Когда он поднялся по лестнице в спальню, то с удивлением обнаружил, что Маргарет крепко спит. На тумбочке у кровати горел маленький светильник, и Боб смотрел на свою жену, казавшуюся ему сейчас почти чужим человеком. Теперь он понимал, сколь однобоко она воспринимает мир, незнакомый ей либо непонятный, в этом она походила на его сестру, тоже не любившую Хелен. И Боб не сомневался: не проживи он в Нью-Йорке столько лет – благодаря брату, которого он любил тогда как бога, богатому и знаменитому в те годы брату, обитателю Нью-Йорка, – он бы думал и чувствовал так же, как Маргарет. Но он смотрел на мир иначе. Боб выключил светильник, спустился по лестнице и вернулся в гостиницу.
Дверь в номер была не заперта, и он вошел, стараясь не шуметь. Джим храпел в кровати, Хелен сидела в кресле и, кажется, дремала. На ногах у нее были легкие розовые шлепанцы с пушистыми помпонами.

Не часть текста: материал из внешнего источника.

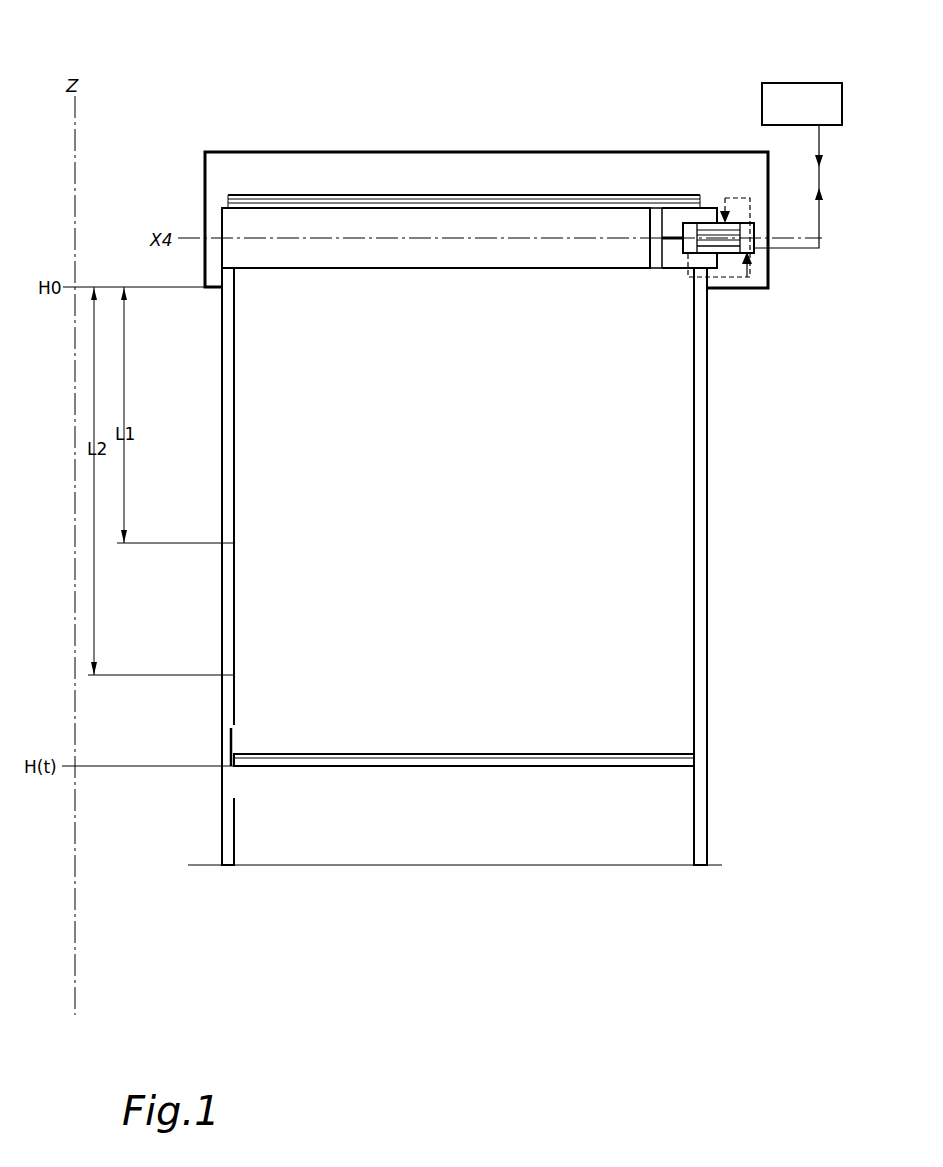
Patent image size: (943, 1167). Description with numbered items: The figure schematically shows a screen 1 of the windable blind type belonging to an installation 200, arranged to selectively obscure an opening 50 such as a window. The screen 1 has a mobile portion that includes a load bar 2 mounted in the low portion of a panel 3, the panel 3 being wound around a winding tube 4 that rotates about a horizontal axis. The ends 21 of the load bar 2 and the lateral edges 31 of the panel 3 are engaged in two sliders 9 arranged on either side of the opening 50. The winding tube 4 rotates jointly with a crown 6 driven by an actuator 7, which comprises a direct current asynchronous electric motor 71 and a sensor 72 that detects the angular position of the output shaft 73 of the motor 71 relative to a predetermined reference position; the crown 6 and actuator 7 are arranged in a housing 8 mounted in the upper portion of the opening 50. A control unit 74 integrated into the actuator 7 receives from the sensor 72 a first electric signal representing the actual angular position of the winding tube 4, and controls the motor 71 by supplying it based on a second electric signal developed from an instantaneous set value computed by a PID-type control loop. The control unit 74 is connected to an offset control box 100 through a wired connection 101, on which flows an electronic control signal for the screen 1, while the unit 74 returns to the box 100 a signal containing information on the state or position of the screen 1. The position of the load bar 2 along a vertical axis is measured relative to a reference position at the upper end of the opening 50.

The installation 200 is at (522, 108).
The screen 1 is at (203, 362).
The housing 8 is at (288, 152).
The winding tube 4 is at (363, 270).
The crown 6 is at (656, 268).
The output shaft 73 is at (667, 233).
The actuator 7 is at (709, 212).
The sensor 72 is at (691, 228).
The electric motor 71 is at (705, 222).
The control unit 74 is at (756, 240).
The control box 100 is at (802, 104).
The wired connection 101 is at (822, 248).
The sliders 9 is at (222, 640).
The panel 3 is at (464, 511).
The lateral edges 31 is at (236, 745).
The ends 21 is at (226, 760).
The load bar 2 is at (374, 768).
The opening 50 is at (464, 815).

Тоска навалилась на Боба, тяжкая, какой он давно не испытывал. Он всегда скучал по брату – своему несравненному брату! – а его брат скучал по штату Мэн. Но брат был женат на женщине, ненавидевшей Мэн, и Боб знал, что они больше никогда сюда не приедут. Джим проживет остаток своей жизни в Нью-Йорке, будто в ссылке. А Боб проживет остаток своей жизни в Мэне, и тоже как в ссылке. Ему будет вечно не хватать Пэм, ему будет вечно не хватать Нью-Йорка, пусть даже он и не отменит свои ежегодные визиты в этот город. В Мэне он ссыльный. И непостижимость того, как сложилась его жизнь, и жизнь Джима, и даже жизнь Пэм, погружала Боба в глубокую печаль.
Из кресла донесся шорох, еще какой-то звук, проснувшаяся Хелен тихо плакала.
– О, Хелен. – Он подошел к ней, достал бумажный платок из коробки на столике, приложил платок к ее носу и сказал ласково: – Сморкайся.